131250208 / TPlinker-joint-extraction

438 stars 94 forks source link

请问tplink plus的输入数据的格式和tplink输入数据的格式有什么区别? #67

Closed AI-Mart closed 2 years ago

AI-Mart commented 2 years ago

作者的工作非常棒,有个问题咨询下,针对百度的中文数据集,请问tplink plus的输入数据的格式和tplink输入数据的格式有什么区别?是不是只要吧tplink的ent2id.json 的{"DEFAULT": 0}换成对应的实际实体类别 tplink训练数据集如下,把里面的 "type": "DEFAULT"换成对应的实体实际类别就是tplink plus的输入格式了? [{"text": "《邪少兵王》是冰火未央写的网络小说连载于旗峰天下", "id": "train_0", "relation_list": [{"subject": "邪少兵王", "object": "冰火未央", "subj_char_span": [1, 5], "obj_char_span": [7, 11], "predicate": "作者", "subj_tok_span": [1, 5], "obj_tok_span": [7, 11]}], "entity_list": [{"text": "邪少兵王", "type": "DEFAULT", "char_span": [1, 5], "tok_span": [1, 5]}, {"text": "冰火未央", "type": "DEFAULT", "char_span": [7, 11], "tok_span": [7, 11]}]}, {"text": "GV-971由中国海洋大学、中国科学院上海药物研究所(下称“上海药物所”)和上海绿谷制药有限公司(下称“绿谷制药”)联合研发,不同于传统靶向抗体药物,GV-971是从海藻中提取的海洋寡糖类分子", "id": "train_1", "relation_list": [{"subject": "中国科学院上海药物研究所", "object": "上海药物所", "subj_char_span": [14, 26], "obj_char_span": [30, 35], "predicate": "简称", "subj_tok_span": [12, 24], "obj_tok_span": [28, 33]}], "entity_list": [{"text": "中国科学院上海药物研究所", "type": "DEFAULT", "char_span": [14, 26], "tok_span": [12, 24]}, {"text": "上海药物所", "type": "DEFAULT", "char_span": [30, 35], "tok_span": [28, 33]}]}]

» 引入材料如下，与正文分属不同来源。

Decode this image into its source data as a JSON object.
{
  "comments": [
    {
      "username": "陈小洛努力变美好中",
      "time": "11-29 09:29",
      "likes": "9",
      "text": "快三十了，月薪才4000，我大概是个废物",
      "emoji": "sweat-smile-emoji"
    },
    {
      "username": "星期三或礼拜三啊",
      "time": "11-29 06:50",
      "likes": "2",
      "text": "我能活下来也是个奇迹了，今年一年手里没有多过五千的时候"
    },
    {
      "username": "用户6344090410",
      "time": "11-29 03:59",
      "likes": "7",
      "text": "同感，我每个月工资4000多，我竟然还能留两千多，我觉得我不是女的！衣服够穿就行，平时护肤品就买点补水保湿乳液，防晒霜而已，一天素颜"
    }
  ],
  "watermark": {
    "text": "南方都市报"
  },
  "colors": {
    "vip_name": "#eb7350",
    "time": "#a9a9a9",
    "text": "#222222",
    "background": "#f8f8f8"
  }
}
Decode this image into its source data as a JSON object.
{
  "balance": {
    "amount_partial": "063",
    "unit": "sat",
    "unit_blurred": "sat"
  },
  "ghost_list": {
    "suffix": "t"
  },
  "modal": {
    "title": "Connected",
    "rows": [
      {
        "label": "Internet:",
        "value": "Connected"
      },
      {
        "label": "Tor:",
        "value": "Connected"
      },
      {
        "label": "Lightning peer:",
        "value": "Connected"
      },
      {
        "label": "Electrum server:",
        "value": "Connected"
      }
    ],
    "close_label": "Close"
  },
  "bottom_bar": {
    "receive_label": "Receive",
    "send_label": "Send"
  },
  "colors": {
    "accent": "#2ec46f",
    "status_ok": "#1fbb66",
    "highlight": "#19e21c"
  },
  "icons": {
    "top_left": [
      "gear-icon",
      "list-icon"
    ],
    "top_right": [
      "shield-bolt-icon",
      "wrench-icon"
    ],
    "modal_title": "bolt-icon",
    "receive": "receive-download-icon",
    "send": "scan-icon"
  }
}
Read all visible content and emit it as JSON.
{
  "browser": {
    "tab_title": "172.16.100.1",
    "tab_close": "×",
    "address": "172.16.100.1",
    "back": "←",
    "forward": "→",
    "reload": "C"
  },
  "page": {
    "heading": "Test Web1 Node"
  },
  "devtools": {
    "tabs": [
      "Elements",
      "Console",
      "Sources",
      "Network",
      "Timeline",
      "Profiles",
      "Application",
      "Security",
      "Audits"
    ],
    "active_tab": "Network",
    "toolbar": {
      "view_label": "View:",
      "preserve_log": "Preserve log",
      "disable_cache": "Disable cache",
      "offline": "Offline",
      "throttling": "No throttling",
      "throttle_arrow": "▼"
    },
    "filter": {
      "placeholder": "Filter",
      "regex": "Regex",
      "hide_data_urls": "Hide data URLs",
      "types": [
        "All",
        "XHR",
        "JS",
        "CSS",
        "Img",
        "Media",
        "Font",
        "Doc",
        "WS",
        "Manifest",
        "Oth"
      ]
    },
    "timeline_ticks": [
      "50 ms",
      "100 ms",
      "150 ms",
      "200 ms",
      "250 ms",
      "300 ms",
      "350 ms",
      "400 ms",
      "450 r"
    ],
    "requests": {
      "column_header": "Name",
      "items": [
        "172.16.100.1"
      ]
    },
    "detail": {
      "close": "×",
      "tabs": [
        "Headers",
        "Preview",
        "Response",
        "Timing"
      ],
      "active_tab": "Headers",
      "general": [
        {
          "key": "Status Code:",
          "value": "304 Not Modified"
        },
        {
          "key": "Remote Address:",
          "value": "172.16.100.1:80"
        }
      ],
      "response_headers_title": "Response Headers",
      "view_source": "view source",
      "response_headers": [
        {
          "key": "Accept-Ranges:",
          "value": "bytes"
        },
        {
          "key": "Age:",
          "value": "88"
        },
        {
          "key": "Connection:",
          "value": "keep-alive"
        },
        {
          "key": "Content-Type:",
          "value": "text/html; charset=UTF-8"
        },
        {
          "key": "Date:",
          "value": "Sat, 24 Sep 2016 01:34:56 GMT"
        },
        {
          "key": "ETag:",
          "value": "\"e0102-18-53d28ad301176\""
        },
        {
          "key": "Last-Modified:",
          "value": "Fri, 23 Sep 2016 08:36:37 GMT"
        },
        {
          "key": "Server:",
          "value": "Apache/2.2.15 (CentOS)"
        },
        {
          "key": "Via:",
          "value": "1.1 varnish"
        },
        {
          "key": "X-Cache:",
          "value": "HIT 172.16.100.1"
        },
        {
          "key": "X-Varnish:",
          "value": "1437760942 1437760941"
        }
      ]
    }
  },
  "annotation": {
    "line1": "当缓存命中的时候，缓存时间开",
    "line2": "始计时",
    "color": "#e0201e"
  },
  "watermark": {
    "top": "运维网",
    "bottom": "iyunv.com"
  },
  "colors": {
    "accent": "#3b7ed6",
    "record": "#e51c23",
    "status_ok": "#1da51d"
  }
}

131250208 commented 2 years ago

15

AI-Mart commented 2 years ago

感谢作者的回复,以下这个数据格式是tplink和tplink plus都适用吗,还是只适用tplink plus,tplink需要把 "entity_list": [{"text": "兰陵王", "type": "影视作品",里面的type改成default?

{"id": "valid_6062", "text": "2013年,林依晨拍摄古装剧《兰陵王》获得极高好评,在此之后,林依晨似乎是“转战”电影行业,至今为止只拍摄了几部电影", "relation_list": [{"subject": "兰陵王", "object": "林依晨", "subj_char_span": [15, 18], "obj_char_span": [6, 9], "predicate": "主演", "subj_tok_span": [12, 15], "obj_tok_span": [3, 6]}, {"subject": "兰陵王", "object": "林依晨", "subj_char_span": [15, 18], "obj_char_span": [31, 34], "predicate": "主演", "subj_tok_span": [12, 15], "obj_tok_span": [28, 31]}], "entity_list": [{"text": "兰陵王", "type": "影视作品", "char_span": [15, 18], "tok_span": [12, 15]}, {"text": "林依晨", "type": "人物", "char_span": [6, 9], "tok_span": [3, 6]}, {"text": "林依晨", "type": "人物", "char_span": [31, 34], "tok_span": [28, 31]}]}

131250208 commented 2 years ago

TPLinker 现在的代码不支持实体类型,你可以自行增加实体部分的标签